Los premios no tienen sentido, ¿verdad? Siempre son políticos, se olvidan dos días después y siempre se los dan al libro equivocado, ¿o no? Bueno, eso es lo que decimos todos cuando el premio se lo dan a otro. Por supuesto, es muy diferente cuando nos toca a nosotros subir al estrado y dar las gracias a nuestro agente, a nuestras parejas y a nuestros animales domésticos. Entonces, evidentemente, es un honor y un estímulo.
Eso es lo que esperaba hacer aquella noche de octubre en Nueva York. Me habían nominado para el premio a la Mejor Novela en la categoría de Ficción Especulativa de los Premios Americanos del Libro, los premios literarios nacionales que no sólo aportan prestigio sino también un cheque de 50.000 dólares a los ganadores. El fuego de la arpía, la novela que concluía mi trilogía de El pagano del rey, había batido todos los récords de la novela fantástica. Llevaba más semanas en las listas de los más vendidos del New York Times que King, Grisham y Cornwell juntos. Y las críticas habían sido pasmosas, se referían a El fuego de la arpía como "la primera novela desde Tolkien que hace respetable a la fantasía". Los fans y los libreros lo habían votado como libro del año. Críticos literarios serios habían estudiado los paralelismos entre mi universo fantástico y los Estados Unidos de la significativa época de los sesenta. Ahora sólo esperaba el imprimátur del jurado que elegía el premio literario más preciado del país.
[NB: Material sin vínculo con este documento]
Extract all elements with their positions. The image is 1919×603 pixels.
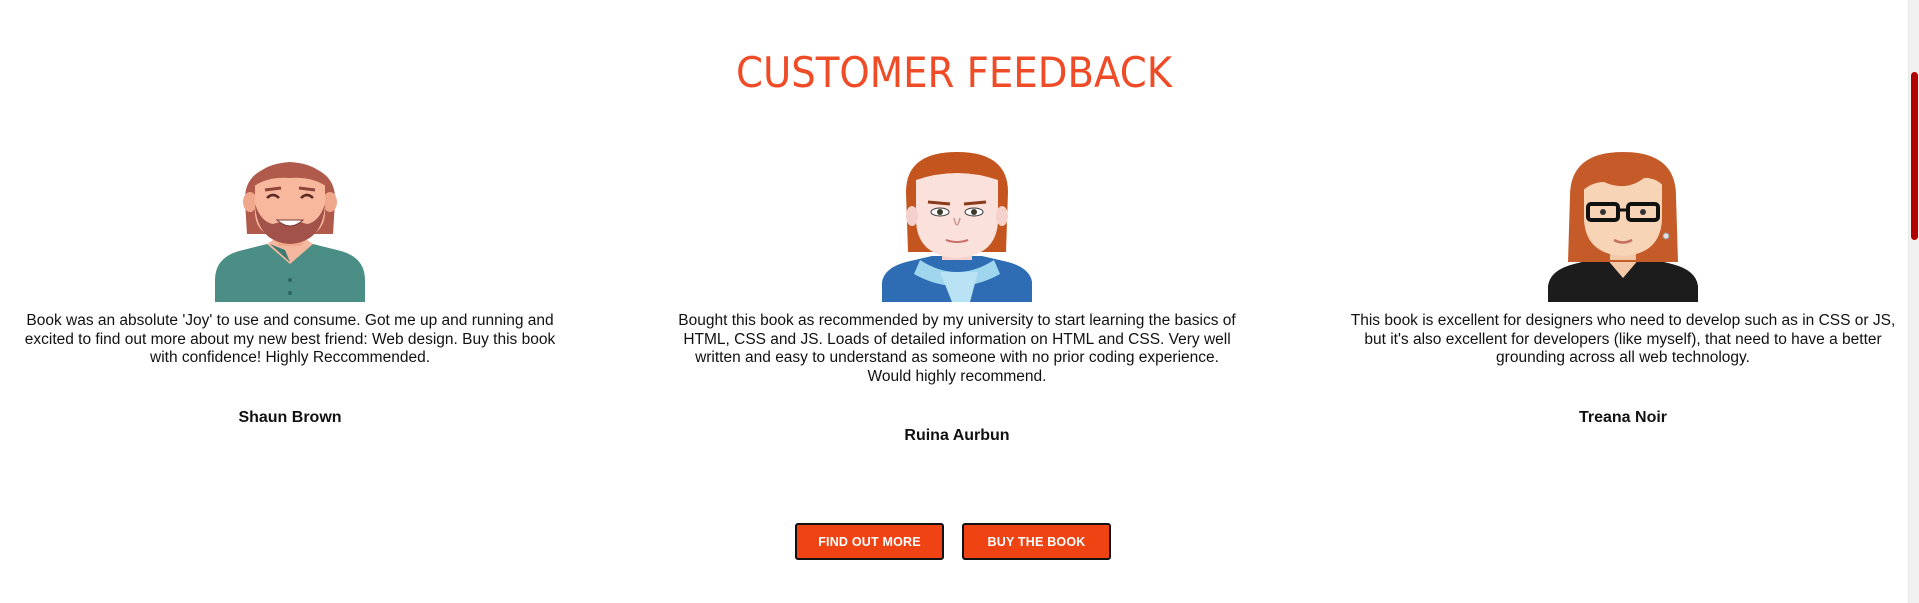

Tampoco lo daba por descontado. Sabía lo volubles que podían ser los jueces, lo poco que les gustaba que el resto del mundo les dictara qué debían pensar. Sabía perfectamente que el gran éxito que había tenido mi libro podía ser precisamente el factor que me arrebatara mi momento de gloria. Me había hecho a mí mismo un discurso severo ante el espejo del baño del hotel, recordándome los peligros del orgullo. Tenía que mantener los pies en el suelo y quizá no ganar el premio dorado sería lo mejor que me podía pasar.
Val McDermid. "Relatos Inéditos". RBA. Barcelona, 2004.